Join Po and the Furious Five in a new adventure from THQ as you kick, punch, and block your way through armies of wolves, gorillas and komodo dragons to save the art of Kung Fu! The video game, Kung Fu Panda 2 takes place shortly after the events of the second movie just released in theaters. You control Po, Dragon Warrior and hero. The people of Gongmen City are rejoicing the defeat of Lord Shen. But unbeknownst to them, a pair of Komodo dragons lead an army of evil creatures to loot the city. Can you and Po save the Valley of Peace? Or will you and the Furious Five meet their match?
Kung Fu Panda 2 for Kinect is a surprisingly enjoyable game with plenty of activities to keep it from getting monotonous like many other Kinect games get to be after a while. The game’s primary focus, of course, is the fighting. You are matched up with a number of enemies in a given area and take them on one at a time.
Each battle starts out by choosing a form. Flowing Style is your fighting form that provides a balance of effectiveness against all enemies. Lightning Style allows you to attack quickly against smaller, more agile foes. And Power Style is geared for taking on larger, slower enemies.
After you choose your form, the battle begins. Each battle is turn based going from your attack phase to defense phase. During the attack phase you’ll use the moves that Po has taught you to take on your opponents. Throughout the battle you’ll be free to perform whatever attacks you wish for the most part, however there are instances during the battle where you’ll be prompted for a specific attack. While for an adult this may seem annoying, I can see this feature being necessary to help your little gamers along if they’re struggling against an enemy. At times you’ll be prompted to call on your friends, the Furious Five. This is a voice activated action that allows you to call out their name. Once you do, they will come help you by delivering a devastating attack on your foe, which for the lesser enemies pretty much takes them out immediately.
After the attack phase comes the defense phase. You’ll be prompted to either dodge or block a series of attacks from your AI opponent. If you do well and flawlessly defend yourself, you’ll be rewarded with a swift counterattack to your enemy. The process repeats itself until either you or your enemy are taken down.
To break up the monotony from the constant fighting THQ has included minigames that help move the story along. These minigames range from rickshaw races (where you’ll dodge different obstacles in your path while blocking items thrown at you by enemies) to serving up noodles for Mr. Ping’s patrons a la Diner Dash, or even getting into food fights.
Really the only complaint about the game is the lack of a multiplayer feature.
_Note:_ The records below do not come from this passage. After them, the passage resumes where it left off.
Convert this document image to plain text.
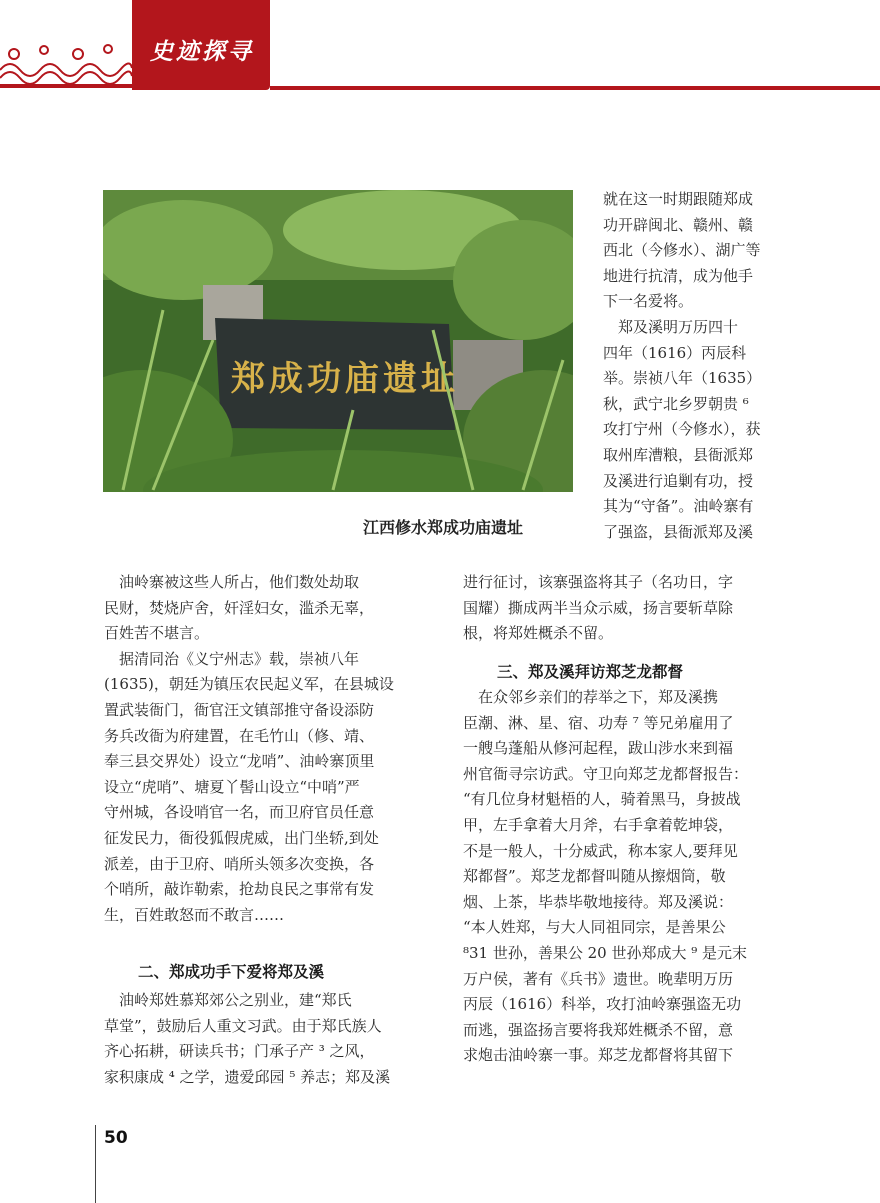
史迹探寻
郑成功庙遗址
江西修水郑成功庙遗址
就在这一时期跟随郑成
功开辟闽北、赣州、赣
西北（今修水）、湖广等
地进行抗清，成为他手
下一名爱将。
　郑及溪明万历四十
四年（1616）丙辰科
举。崇祯八年（1635）
秋，武宁北乡罗朝贵 ⁶
攻打宁州（今修水），获
取州库漕粮，县衙派郑
及溪进行追剿有功，授
其为“守备”。油岭寨有
了强盗，县衙派郑及溪
　油岭寨被这些人所占，他们数处劫取
民财，焚烧庐舍，奸淫妇女，滥杀无辜，
百姓苦不堪言。
　据清同治《义宁州志》载，崇祯八年
(1635)，朝廷为镇压农民起义军，在县城设
置武装衙门，衙官汪文镇部推守备设添防
务兵改衙为府建置，在毛竹山（修、靖、
奉三县交界处）设立“龙哨”、油岭寨顶里
设立“虎哨”、塘夏丫髻山设立“中哨”严
守州城，各设哨官一名，而卫府官员任意
征发民力，衙役狐假虎威，出门坐轿,到处
派差，由于卫府、哨所头领多次变换，各
个哨所，敲诈勒索，抢劫良民之事常有发
生，百姓敢怒而不敢言……
二、郑成功手下爱将郑及溪
　油岭郑姓慕郑郊公之别业，建“郑氏
草堂”，鼓励后人重文习武。由于郑氏族人
齐心拓耕，研读兵书；门承子产 ³ 之风，
家积康成 ⁴ 之学，遗爱邱园 ⁵ 养志；郑及溪
进行征讨，该寨强盗将其子（名功日，字
国耀）撕成两半当众示威，扬言要斩草除
根，将郑姓概杀不留。
三、郑及溪拜访郑芝龙都督
　在众邻乡亲们的荐举之下，郑及溪携
臣潮、淋、星、宿、功寿 ⁷ 等兄弟雇用了
一艘乌蓬船从修河起程，跋山涉水来到福
州官衙寻宗访武。守卫向郑芝龙都督报告：
“有几位身材魁梧的人，骑着黑马，身披战
甲，左手拿着大月斧，右手拿着乾坤袋，
不是一般人，十分威武，称本家人,要拜见
郑都督”。郑芝龙都督叫随从擦烟筒，敬
烟、上茶，毕恭毕敬地接待。郑及溪说：
“本人姓郑，与大人同祖同宗，是善果公
⁸31 世孙，善果公 20 世孙郑成大 ⁹ 是元末
万户侯，著有《兵书》遗世。晚辈明万历
丙辰（1616）科举，攻打油岭寨强盗无功
而逃，强盗扬言要将我郑姓概杀不留，意
求炮击油岭寨一事。郑芝龙都督将其留下
50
While it’s understandable that you wouldn’t necessarily want Xbox Live functionality on a child’s game, having a co-operative or local competitive mode might stifle the potential for the little gamers to try their Kung Fu skills on each other while impatiently waiting for their turn.
Overall, Kung Fu Panda 2 is an excellent game with enough variety in its activities so as not to get too stale as many other Kinect games can get to be. For the adult who’s a kid at heart, this game is an enjoyable investment. For the older gamer who has little ones in the house, this is definitely a must have for the family collection.